Now let me take you to the world of Financials and Investments. I assume you are into some kind of financial markets, be it in stock markets or personal finance. The biggest problem with the gambler's fallacy in a financial content is that it can lead to a false prediction about the future performance of an asset (stock). That is, if a stock has seen an increase in price for several days in a row you suddenly start to think that now might be a good time to sell because it is unlikely that this trend will continue in near future.


Or, this is the most popular one. If the stock is moving down for several days in a row, you might be reluctant to sell it because you think that the reversal is around the corner and anytime the stock can reverse in trend. But the truth is, you don’t know that and nobody does.

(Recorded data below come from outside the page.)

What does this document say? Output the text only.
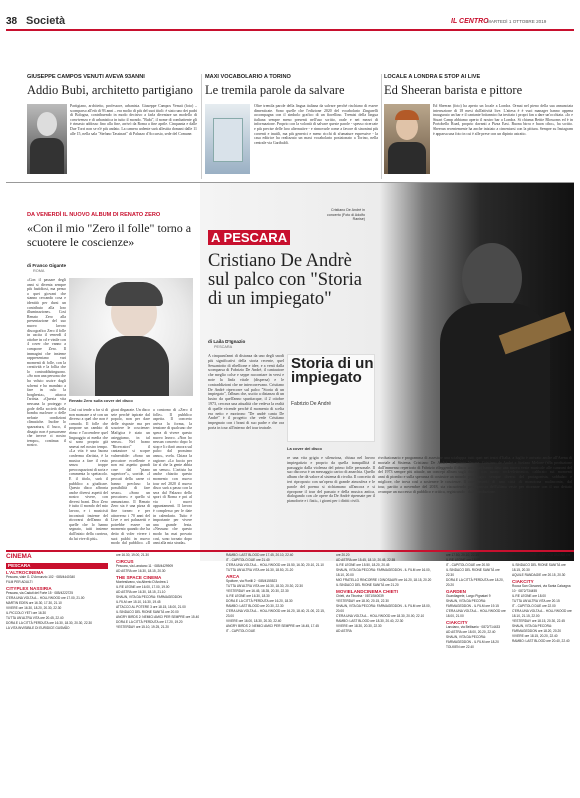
38 Società	IL CENTRO
MARTEDÌ 1 OTTOBRE 2019
GIUSEPPE CAMPOS VENUTI AVEVA 93ANNI
Addio Bubi, architetto partigiano
Partigiano, architetto, professore, urbanista. Giuseppe Campos Venuti (foto) – scomparso all'età di 93 anni – era molto di più del suoi titoli: è stato uno dei padri di Bologna, contribuendo in modo decisivo a farla diventare un modello di convivenza e di urbanistica in tutto il mondo. "Bubi", il nome di combattente gli è rimasto addosso fino alla fine, arrivò da Roma a fine aprile. Cinquanta e dalle Due Torri non se n'è più andato. La camera ardente sarà allestita domani dalle 11 alle 15, nella sala "Stefano Tassinari" di Palazzo d'Accursio, sede del Comune.
MAXI VOCABOLARIO A TORINO
Le tremila parole da salvare
Oltre tremila parole della lingua italiana da salvare perché rischiano di essere dimenticate. Sono quelle che l'edizione 2020 del vocabolario Zingarelli accompagna con il simbolo grafico di un fiorellino. Tremisi della lingua italiana sempre meno presenti nell'uso scritto, orale e nei mezzi di informazione. Proprio con la volontà di salvare queste parole - spesso ricercate e più precise delle loro alternative - e rinnovarle come a favore di sinonimi più correnti e inutili, ma più generici e meno ricchi di sfumature espressive - la casa editrice ha realizzato un maxi vocabolario posizionato a Torino, nella centrale via Garibaldi.
LOCALE A LONDRA E STOP AI LIVE
Ed Sheeran barista e pittore
Ed Sheeran (foto) ha aperto un locale a Londra. Ormai nel pieno della sua annunciata interruzione di 18 mesi dall'attività live. L'attesa è è vuoi manager hanno appena inaugurato un bar e il cantante britannico ha invitato i propri fan a dare un'occhiata. «Io e Stuart Camp abbiamo aperto il nostro bar a Londra. Si chiama Bettie Blossoms ed è in Portobello Road, proprio davanti a Pizza East. Buona birra e buon cibo», ha scritto. Sheeran recentemente ha anche iniziato a cimentarsi con la pittura. Sempre su Instagram è apparsa una foto in cui è alle prese con un dipinto astratto.
DA VENERDÌ IL NUOVO ALBUM DI RENATO ZERO
«Con il mio "Zero il folle" torno a scuotere le coscienze»
di Franco Gigante
ROMA
«Con il passare degli anni si diventa sempre più fastidiosi, ma penso a quei giovani che stanno cercando cosa e identità per darsi un contributo alla loro illuminazione». Così Renato Zero alla presentazione del suo nuovo lavoro discografico Zero il folle in uscita il venerdì 4 ottobre in cd e vinile con 4 cover che vanno a comporre Zero. Il immagini che insieme rappresentano vari momenti di folle, con la creatività e la follia che lo contraddistinguono. «So non una persona che ha voluto uscire dagli schemi e ho mandato a fare in culo la borghesia», attacca l'artista. «Questa vita nessuna la proteggo e gode della società della bomba nucleare o delle nefaste condizioni climatiche. Inoltre lo spazzatura, il buco, il disagio non è passarsene che invece ci nostro tempo», continua il nostro.
Così cui tende a far sì di non mancare a sé con un diverso a quel che non è comodo. Il folle che propone un cambio di ritmo e l'accendere quel linguaggio ai media che si sono proprio già smessi nel nostro tempo. «La vita è una buona conferma d'artista, è la musica a fare il resto senza troppe preoccupazioni di sorta e commenta lo spettacolo. E il titolo, sarà il pubblico a giudicare. Questo disco affronta anche diversi aspetti del nostro vivere, con diversi brani. Dico Zero è tutto il mondo del mio lavoro, e i musicisti incontrati insieme del ritrovarsi dell'anno di quelle che lo hanno segnato, tutti insieme dall'inizio della carriera, da lui vive di più».
gioni disparate. Un disco sete perché ispirate dal popolo, non per dare delle risposte ma per scuotere le coscienze: Mafigica è stato un asteggiamo, in tal senso». Nel brano "Ricercatori" il cantautore si scopre vulnerabile: «Sono un peccatore eccellente e non mi aspetto grandi cose dal "piano superiore"», sorride. «I peccati della carne ci hanno precluso la possibilità di fare sesso». «Sono un peccatore» e quello si annunciano. Il Renato Zero sta è una pizza di fine torneo e per attraverso i 70 anni del Live e nei palazzetti e potrebbe essere un momento quando che ha detto di voler vivere i suoi palchi in nuovo modo dal pubblico. «Il
a contorno di «Zero il folle». Il pubblico aspetta. Il concerto arriva la forma, la tensione di qualcuno che spera di vivere questo nuovo lavoro. «Non ho nessun concerto dopo lo stop e li rifarò ancora sul palco dal prossimo anno», svela. Chiara la ragione: «Lo faccio per far sì che la gente abbia un senso». L'artista ha anche chiarito questo momento con nuovo tour nel 2020 il nuovo disco sarà a passo con la sera dal Palazzo dello sport di Roma e poi al via i nuovi appuntamenti. Il lavoro è complesso per le date in calendario. Tutto è importante per vivere una grande festa. «Nessuno che questo modo ha mai provato così, sono tornato dopo anni alla mia strada».
Renato Zero sulla cover del disco
Cristiano De Andrè in concerto (Foto di Adolfo Ranise)
A PESCARA
Cristiano De Andrè sul palco con "Storia di un impiegato"
di Laila D'Ignazio
PESCARA
A cinquant'anni di distanza da uno degli snodi più significativi della storia recente, quel Sessantotto di ribellione e idee, e a venti dalla scomparsa di Fabrizio De Andrè, il cantautore che meglio colse e seppe raccontare in versi e note la linfa vitale (dispersa) e le contraddizioni che ne intercorrevano. Cristiano De Andrè ripercorre sul palco "Storia di un impiegato", l'album che, uscito a distanza di un lustro da quell'anno spartiacque, il 2 ottobre 1973, cercava una attualità che vedeva la realtà di quelle vicende perché il momento di scelta era netto e morirono "De andrè canta De Andrè" è il progetto che vede Cristiano impegnato con i brani di suo padre e che ora porta in tour all'interno del tour teatrale.
Storia di un impiegato
Fabrizio De André
La cover del disco
re una vita grigia e silenziosa, chiusa nel lavoro impiegatizio e proprio da quella tranquillità il passaggio dalla violenza del primo folle personale. Il suo discorso è un messaggio carico di anarchia. Quello album che dà valore al sistema di rivolta. Il concetto di ieri riproposto con un'opera di grande atmosfera e le parole del poema si richiamano all'ancora e si ripropone il tour del passato e della musica antica, dialogando con «le opere da De Andrè ripensate per il pianoforte e i fiati», i giorni per i diritti civili.
rivoluzionario e programma di assestare una scialuppa mortale al Sistema. Cristiano De Andrè ha attinto dall'immenso repertorio di Fabrizio rileggendo il disco del 1973 sempre più attuale, un concept album sugli anni di piombo e sulla speranza di costruire un mondo migliore, che trova così a sostenere le coscienze. Il tour, partito a novembre del 2018, sta riscuotendo ovunque un successo di pubblico e critica, registrando
tutti quei nei teatri d'Italia, a luglio è arrivato anche all'Arena di Verona. Cristiano de Andrè e Stefano Melone (alla produzione artistica) hanno dato una nuova veste musicale alle canzoni del disco, con suono rock-elettronico, calibrato sui momenti psicologici sempre diversi del protagonista, sobbalzo e cambiamenti di una città di monotona malinconia, dal protagonista dell'ultima veste per ritornare con il suo dettato dall'introduzione.
CINEMA
PESCARA
L'ALTROCINEMA
Pescara, viale G. D'Annunzio 102 · 085/4440340
FILM PER ADULTI
CITYPLEX NASSIRIA
Pescara, via Caduti del Forte 15 · 085/4222725
C'ERA UNA VOLTA A... HOLLYWOOD ore 17.00, 21.00
MARTIN EDEN ore 16.30, 17.30, 21.10
VIVERE ore 16.30, 18.20, 20.30, 22.30
IL PICCOLO YETI ore 16.30
TUTTA UN'ALTRA VITA ore 20.45, 22.40
DORA E LA CITTÀ PERDUTA ore 16.30, 18.30, 20.30, 22.30
LA VITA INVISIBILE DI EURIDICE GUSMÃO
ore 16.30, 19.00, 21.30
CIRCUS
Pescara, via Lanciano 11 · 085/4429909
AD ASTRA ore 16.30, 18.15, 20.30
THE SPACE CINEMA
Montesilvano, via Alberto D'Andrea 1
IL RE LEONE ore 16.00, 17.00, 19.00
AD ASTRA ore 16.30, 18.15, 21.10
SHAUN, VITA DA PECORA: FARMAGEDDON
IL FILM ore 15.10, 16.30, 19.45
ATTACCO AL POTERE 3 ore 18.15, 18.00, 21.00
IL SINDACO DEL RIONE SANITÀ ore 20.00
ANGRY BIRDS 2: NEMICI AMICI PER SEMPRE ore 15.40
DORA E LA CITTÀ PERDUTA ore 17.20, 19.20
YESTERDAY ore 15.10, 19.25, 21.20
RAMBO: LAST BLOOD ore 17.45, 20.10, 22.40
IT - CAPITOLO DUE ore 21.40
C'ERA UNA VOLTA A... HOLLYWOOD ore 15.50, 16.30, 20.10, 21.10
TUTTA UN'ALTRA VITA ore 16.30, 18.50, 21.20
ARCA
Spoltore, via Fiorilli 2 · 085/4155523
TUTTA UN'ALTRA VITA ore 16.30, 18.30, 20.30, 22.30
YESTERDAY ore 16.45, 18.35, 20.30, 22.30
IL RE LEONE ore 16.30, 18.30
DORA E LA CITTÀ PERDUTA ore 16.20, 18.30
RAMBO: LAST BLOOD ore 20.30, 22.30
C'ERA UNA VOLTA A... HOLLYWOOD ore 16.20, 18.40, 21.00, 22.15, 23.00
VIVERE ore 16.00, 18.30, 20.30, 22.40
ANGRY BIRDS 2: NEMICI AMICI PER SEMPRE ore 16.45, 17.45
IT - CAPITOLO DUE
ore 20.20
AD ASTRA ore 15.45, 18.10, 20.45, 22.55
IL RE LEONE ore 15.50, 18.20, 20.45
SHAUN, VITA DA PECORA: FARMAGEDDON - IL FILM ore 16.00, 18.10, 20.00
MIO FRATELLO RINCORRE I DINOSAURI ore 16.20, 18.15, 20.20
IL SINDACO DEL RIONE SANITÀ ore 21.20
MOVIELANDCINEMA CHIETI
Chieti, via Tiburina · 0871/540039
YESTERDAY ore 18.00, 20.15, 22.30
SHAUN, VITA DA PECORA: FARMAGEDDON - IL FILM ore 18.00, 20.00
C'ERA UNA VOLTA A... HOLLYWOOD ore 18.30, 20.00, 22.10
RAMBO: LAST BLOOD ore 18.30, 20.40, 22.30
VIVERE ore 18.30, 20.30, 22.30
AD ASTRA
ore 17.50, 20.10, 22.30
IL RE LEONE ore 18.00
IT - CAPITOLO DUE ore 20.50
IL SINDACO DEL RIONE SANITÀ ore 22.30
DORA E LA CITTÀ PERDUTA ore 18.20, 20.20
GARDEN
Guardiagrele, Largo Pignatari 9
SHAUN, VITA DA PECORA: FARMAGEDDON - IL FILM ore 19.15
C'ERA UNA VOLTA A... HOLLYWOOD ore 18.00, 21.00
CIAKCITY
Lanciano, via Bellisario · 0872/714433
AD ASTRA ore 18.00, 20.20, 22.40
SHAUN, VITA DA PECORA: FARMAGEDDON - IL FILM ore 18.20
TOLKIEN ore 22.40
ANTROPOCENE - L'EPOCA UMANA ore 22.10
IL SINDACO DEL RIONE SANITÀ ore 18.15, 20.30
AQUILE RANDAGIE ore 20.15, 20.30
CIAKCITY
Rocca San Giovanni, via Santa Calcagna 10 · 0872/734455
IL RE LEONE ore 18.00
TUTTA UN'ALTRA VITA ore 20.15
IT - CAPITOLO DUE ore 22.00
C'ERA UNA VOLTA A... HOLLYWOOD ore 18.10, 21.15, 22.00
YESTERDAY ore 18.15, 20.30, 22.45
SHAUN, VITA DA PECORA: FARMAGEDDON ore 18.20, 20.20
VIVERE ore 18.15, 20.20, 22.40
RAMBO: LAST BLOOD ore 20.40, 22.40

RCOM- Reliance Communication Share Price Graph

Let me take you to an example. Suppose you have invested in RCOM (Reliance Communication) in the year 2016. Well, 50 rupees is a good buyback in 2016 assuming you have analyzed the stock well. Few days after you have invested, you see the stock price falling down. What do you do? The majority will wait. They will wait for the price to reverse its direction (from downtrend to uptrend). But as you can see from the graph, waiting for a reversal wasn’t helping much. The price started to move down, down and down. If you were thinking of a reversal and holding onto it, the present value after 5 years is close to 2 rupees. Which means you have lost 96% of your capital. Let’s say, you had invested 1 Lakh in RCOM back in 2016, now you would will be sitting with just 4000 rupees. This is just one example, see companies like SUZLON, RNAVAL, etc to find similar patterns.


Conclusion

Well, now you got a fair idea on Gamblers Fallacy. The next question you might ask is what is it for you. What can I gain from this? The main idea first of all is to identify these patterns, recognize them and take actions based on them. Now you know why most of the gamblers lose money. In terms of investment, always put a stoploss, don’t let one stock eat a greater portion of your capital, always protect your capital and get out of the investment or the trade you’re into. You can trade only if you have a capital and no capital means no chance for trading or investment.

With this, I hope you have gained some insights on Gambler’s fallacy and how it affects common people like us and our thinking towards our day-to-day decisions.